Its survival function or reliability function is:

\[R(t) = P(T > t)\]

\[R(t) = \int_t^{\infty} f(u)\,du,.\]

\[R(t) = 1-F(t).\]

Properties of the Survival Function

Every survival function \(R(t)\) is monotonically decreasing, i.e. \(R(u) \le R(t)\) for all \(u > t\).
The time, t = 0, represents some origin, typically the beginning of a study or the start of operation of some system.
\(R(0)\) is commonly unity but can be less to represent the probability that the system fails immediately upon operation.
The survivor function is right-continuous.

1.2.6 The Cox Proportional-Hazards Model

The most common model used to determine the effects of covariates on survival

\[ h_i(t)=h_0(t)exp(\beta_{1}x_{i1} + \beta_{2}x_{ik} + ... + \beta_{2}x_{ik} ) \]

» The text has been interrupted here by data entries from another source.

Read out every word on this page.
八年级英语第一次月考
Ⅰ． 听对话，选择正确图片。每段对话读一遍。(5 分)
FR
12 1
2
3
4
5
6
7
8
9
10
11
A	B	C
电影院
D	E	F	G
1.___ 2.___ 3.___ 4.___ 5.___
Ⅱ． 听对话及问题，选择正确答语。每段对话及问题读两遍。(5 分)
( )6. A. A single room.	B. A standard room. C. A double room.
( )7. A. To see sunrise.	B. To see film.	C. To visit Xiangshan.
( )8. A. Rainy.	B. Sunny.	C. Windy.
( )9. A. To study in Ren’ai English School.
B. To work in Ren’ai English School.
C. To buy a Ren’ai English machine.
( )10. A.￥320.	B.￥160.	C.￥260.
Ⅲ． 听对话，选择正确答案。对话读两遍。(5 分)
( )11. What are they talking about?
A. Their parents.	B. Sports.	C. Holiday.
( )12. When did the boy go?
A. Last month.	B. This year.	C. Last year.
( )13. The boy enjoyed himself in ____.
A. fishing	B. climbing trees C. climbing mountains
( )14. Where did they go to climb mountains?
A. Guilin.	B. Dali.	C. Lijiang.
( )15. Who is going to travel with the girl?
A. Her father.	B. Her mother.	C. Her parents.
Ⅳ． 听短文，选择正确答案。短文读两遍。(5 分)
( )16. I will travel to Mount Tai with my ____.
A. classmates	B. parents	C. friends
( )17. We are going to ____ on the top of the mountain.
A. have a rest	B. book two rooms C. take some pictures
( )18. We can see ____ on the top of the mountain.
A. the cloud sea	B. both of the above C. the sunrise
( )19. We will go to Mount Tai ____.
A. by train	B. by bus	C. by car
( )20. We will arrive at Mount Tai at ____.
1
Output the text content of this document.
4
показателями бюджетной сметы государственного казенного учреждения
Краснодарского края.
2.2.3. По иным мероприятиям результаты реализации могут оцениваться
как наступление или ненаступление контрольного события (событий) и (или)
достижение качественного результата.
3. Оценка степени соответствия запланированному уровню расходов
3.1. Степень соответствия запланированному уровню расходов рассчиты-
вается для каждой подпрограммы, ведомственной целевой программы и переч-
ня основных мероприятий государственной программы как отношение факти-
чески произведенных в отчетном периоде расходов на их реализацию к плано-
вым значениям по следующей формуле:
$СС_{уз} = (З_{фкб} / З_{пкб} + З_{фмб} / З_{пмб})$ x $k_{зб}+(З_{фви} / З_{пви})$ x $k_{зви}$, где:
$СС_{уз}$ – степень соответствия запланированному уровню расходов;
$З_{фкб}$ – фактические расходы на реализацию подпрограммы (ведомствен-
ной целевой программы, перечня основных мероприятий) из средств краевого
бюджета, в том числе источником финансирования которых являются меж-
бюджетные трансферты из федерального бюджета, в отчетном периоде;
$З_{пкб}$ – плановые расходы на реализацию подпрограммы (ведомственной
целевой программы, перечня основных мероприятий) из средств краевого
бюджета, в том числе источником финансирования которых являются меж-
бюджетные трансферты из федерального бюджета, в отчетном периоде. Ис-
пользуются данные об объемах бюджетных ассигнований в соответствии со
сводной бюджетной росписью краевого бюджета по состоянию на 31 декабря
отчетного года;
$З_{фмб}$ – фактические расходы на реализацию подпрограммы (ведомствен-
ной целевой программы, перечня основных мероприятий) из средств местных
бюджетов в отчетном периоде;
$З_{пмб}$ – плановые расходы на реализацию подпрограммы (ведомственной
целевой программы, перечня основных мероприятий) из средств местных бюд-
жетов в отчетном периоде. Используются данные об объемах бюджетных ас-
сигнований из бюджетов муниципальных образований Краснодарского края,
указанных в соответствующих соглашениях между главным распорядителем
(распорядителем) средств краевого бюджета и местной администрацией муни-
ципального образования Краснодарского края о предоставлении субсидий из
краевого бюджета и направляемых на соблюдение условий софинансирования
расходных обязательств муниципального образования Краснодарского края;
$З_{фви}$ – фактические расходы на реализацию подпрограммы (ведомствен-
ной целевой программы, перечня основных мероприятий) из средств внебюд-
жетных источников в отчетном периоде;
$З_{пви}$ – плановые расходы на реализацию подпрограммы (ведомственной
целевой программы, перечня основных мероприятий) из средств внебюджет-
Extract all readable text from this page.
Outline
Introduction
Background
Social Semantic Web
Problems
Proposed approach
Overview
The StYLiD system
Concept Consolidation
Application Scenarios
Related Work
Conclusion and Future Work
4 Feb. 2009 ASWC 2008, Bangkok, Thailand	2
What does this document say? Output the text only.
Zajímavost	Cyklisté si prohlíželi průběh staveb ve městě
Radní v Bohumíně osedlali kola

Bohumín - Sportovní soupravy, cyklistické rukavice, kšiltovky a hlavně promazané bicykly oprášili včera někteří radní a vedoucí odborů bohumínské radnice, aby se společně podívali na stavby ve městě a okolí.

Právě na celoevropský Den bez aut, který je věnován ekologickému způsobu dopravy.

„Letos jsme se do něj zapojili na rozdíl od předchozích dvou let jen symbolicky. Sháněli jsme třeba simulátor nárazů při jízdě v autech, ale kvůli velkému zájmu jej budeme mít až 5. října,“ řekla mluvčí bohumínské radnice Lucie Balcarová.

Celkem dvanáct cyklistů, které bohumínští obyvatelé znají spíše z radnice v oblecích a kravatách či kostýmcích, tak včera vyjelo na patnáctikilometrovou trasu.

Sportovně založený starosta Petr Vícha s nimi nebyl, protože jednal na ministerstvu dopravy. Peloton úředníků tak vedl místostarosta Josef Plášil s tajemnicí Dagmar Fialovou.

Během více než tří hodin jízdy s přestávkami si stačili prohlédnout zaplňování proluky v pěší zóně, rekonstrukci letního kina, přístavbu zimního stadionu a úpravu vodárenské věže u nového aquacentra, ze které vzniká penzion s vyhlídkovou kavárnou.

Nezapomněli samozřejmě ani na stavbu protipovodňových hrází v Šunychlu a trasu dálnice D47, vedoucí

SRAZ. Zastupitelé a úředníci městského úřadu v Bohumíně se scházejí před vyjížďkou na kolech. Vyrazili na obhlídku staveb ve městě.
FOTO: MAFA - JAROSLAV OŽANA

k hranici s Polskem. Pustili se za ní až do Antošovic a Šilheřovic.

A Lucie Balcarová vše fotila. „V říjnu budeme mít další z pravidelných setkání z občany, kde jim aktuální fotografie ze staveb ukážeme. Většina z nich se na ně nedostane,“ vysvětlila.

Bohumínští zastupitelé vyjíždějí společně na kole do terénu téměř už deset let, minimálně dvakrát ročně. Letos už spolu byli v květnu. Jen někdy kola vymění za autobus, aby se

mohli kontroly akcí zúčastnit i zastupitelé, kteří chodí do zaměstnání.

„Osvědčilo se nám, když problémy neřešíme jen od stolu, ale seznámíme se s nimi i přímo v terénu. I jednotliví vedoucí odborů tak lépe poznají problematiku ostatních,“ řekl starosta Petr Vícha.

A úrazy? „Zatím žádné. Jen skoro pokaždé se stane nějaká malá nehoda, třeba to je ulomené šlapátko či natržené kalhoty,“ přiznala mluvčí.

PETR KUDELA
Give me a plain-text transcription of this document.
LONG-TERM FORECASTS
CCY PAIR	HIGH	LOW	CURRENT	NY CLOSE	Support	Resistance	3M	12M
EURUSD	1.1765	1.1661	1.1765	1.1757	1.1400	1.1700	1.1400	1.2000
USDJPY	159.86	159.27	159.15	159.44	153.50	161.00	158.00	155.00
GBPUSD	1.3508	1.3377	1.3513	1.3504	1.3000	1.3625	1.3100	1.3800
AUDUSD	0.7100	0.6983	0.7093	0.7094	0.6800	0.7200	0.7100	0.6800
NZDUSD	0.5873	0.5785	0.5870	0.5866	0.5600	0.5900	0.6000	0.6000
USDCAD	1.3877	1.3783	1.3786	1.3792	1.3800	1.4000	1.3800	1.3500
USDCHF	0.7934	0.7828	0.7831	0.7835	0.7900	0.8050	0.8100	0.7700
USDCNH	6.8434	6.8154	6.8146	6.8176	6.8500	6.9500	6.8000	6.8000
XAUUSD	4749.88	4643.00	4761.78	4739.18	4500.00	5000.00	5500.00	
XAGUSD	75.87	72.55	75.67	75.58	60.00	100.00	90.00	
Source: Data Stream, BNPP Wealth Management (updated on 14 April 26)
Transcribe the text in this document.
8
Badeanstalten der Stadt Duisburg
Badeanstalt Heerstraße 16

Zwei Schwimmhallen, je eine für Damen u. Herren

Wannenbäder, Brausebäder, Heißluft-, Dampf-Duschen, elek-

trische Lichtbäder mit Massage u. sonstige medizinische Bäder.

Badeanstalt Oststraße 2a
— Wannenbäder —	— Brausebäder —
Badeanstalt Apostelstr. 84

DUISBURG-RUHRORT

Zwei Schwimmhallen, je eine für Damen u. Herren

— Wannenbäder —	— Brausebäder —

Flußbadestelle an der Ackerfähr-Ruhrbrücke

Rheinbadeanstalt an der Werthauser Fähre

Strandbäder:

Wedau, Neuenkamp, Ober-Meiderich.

It is a semi-parametric model:

The baseline hazard function is unspecified The effects of the covariates are multiplicative Doesn’t make arbitrary assumptions about the shape/form of the baseline hazard function The Proportional Hazards Assumption

Covariates multiply the hazard by some constant e.g. a drug may halve a subjects risk of death at any time \(t\) The effect is the same at any time point Violating the PH assumption can seriously invalidate your model!

1.2.7 The Survival Function (Survival curve)

\[ S(t)=Pr(T>t) \]

The Survival function (\(S\)) is the probability that the time of death (\(T\)) is greater than some specified time (\(t\))

It is composed of:

The underlying Hazard function (How the risk of death per unit time changes over time at baseline covariates) The effect parameters (How the hazard varies in response to the covariates)

1.2.8 Hazard Probability

In the medical world, doctors often want to understand which treatments help patients survive longer and which have no effect at all (or worse). In the business world, the equivalent concern is when customers stop.
This is particularly true of businesses that have a well-defined beginning and end to the customer relationship subscription-based relationships. These relationships are found in a wide range of industries, such as insurance, communication, cable televisions, newspaper/magazine subscription, banking, and electricity providers in competitive markets.
The basis of survival data mining is the hazard probability, the chance that someone who has survived for a certain length of time (called the customer tenure) is going to stop, cancel, or expire before the next unit of time.
This definition assumes that time is discrete, and such discrete time intervals whether days, weeks, or months often fits business needs. By contrast, traditional survival analysis in statistics usually assumes that time is continuous.